Machine Learning for Social Sciences

Schedule: 22-23 July, 2025 (09.30-15.30 Jakarta Time)

About

In this course, we will learn fundamental techniques of machine learning that could be applied in social science context. There will be four sessions where each session will start with theoretical concepts and followed by hands-on coding experiments.
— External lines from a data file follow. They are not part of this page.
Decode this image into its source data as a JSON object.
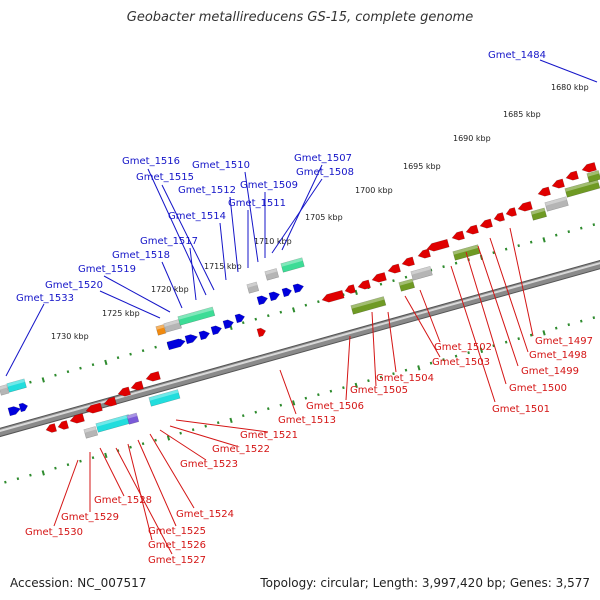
{
  "title": "Geobacter metallireducens GS-15, complete genome",
  "footer": {
    "accession": "Accession: NC_007517",
    "summary": "Topology: circular; Length: 3,997,420 bp; Genes: 3,577"
  },
  "colors": {
    "backbone": "#8a8a8a",
    "tick": "#2e8b2e",
    "forward_gene": "#0000dd",
    "reverse_gene": "#e00000",
    "forward_label": "#1515c8",
    "reverse_label": "#d41515",
    "rna_cyan": "#22dddd",
    "rna_green": "#3ddc96",
    "olive": "#6f9a24",
    "grey": "#b5b5b5",
    "orange": "#f08a10",
    "purple": "#7a5ad8"
  },
  "ruler_labels": [
    "1680 kbp",
    "1685 kbp",
    "1690 kbp",
    "1695 kbp",
    "1700 kbp",
    "1705 kbp",
    "1710 kbp",
    "1715 kbp",
    "1720 kbp",
    "1725 kbp",
    "1730 kbp"
  ],
  "forward_labels": [
    "Gmet_1484",
    "Gmet_1507",
    "Gmet_1508",
    "Gmet_1509",
    "Gmet_1510",
    "Gmet_1511",
    "Gmet_1512",
    "Gmet_1514",
    "Gmet_1515",
    "Gmet_1516",
    "Gmet_1517",
    "Gmet_1518",
    "Gmet_1519",
    "Gmet_1520",
    "Gmet_1533"
  ],
  "reverse_labels": [
    "Gmet_1497",
    "Gmet_1498",
    "Gmet_1499",
    "Gmet_1500",
    "Gmet_1501",
    "Gmet_1502",
    "Gmet_1503",
    "Gmet_1504",
    "Gmet_1505",
    "Gmet_1506",
    "Gmet_1513",
    "Gmet_1521",
    "Gmet_1522",
    "Gmet_1523",
    "Gmet_1524",
    "Gmet_1525",
    "Gmet_1526",
    "Gmet_1527",
    "Gmet_1528",
    "Gmet_1529",
    "Gmet_1530"
  ]
}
Students are expected to install any working Python version with Anaconda run in Jupyter Lab in any IDE of their choice (I would suggest VS Code).

We plan to cover:
1. Basic data analytics using Python
2. Supervised Learning (regression, classification)
3. Unsupervised Learning (clustering, PCA)
4. Working with other data (text and images)


Instructor

Muhammad Al Atiqi

Affiliation: Universitas Islam Internasional Indonesia and Former Data Scientist Bukalapak

Muhammad Al Atiqi is a lecturer in the MPP program at UIII. He received his Ph.D. in artificial intelligence from the School of Computing at Tokyo Institute of Technology, after completing his M.Sc. in the same program and a B.Sc. in physics from Nanyang Technological University. Prior to joining UIII, he worked as a data scientist at tech companies in Indonesia and Japan. His research primarily revolves around computational social science, utilizing agent-based modeling and simulation methods. His research topics include, but are not limited to, public opinion formation modeling and bottom-up decision-making for various social policies.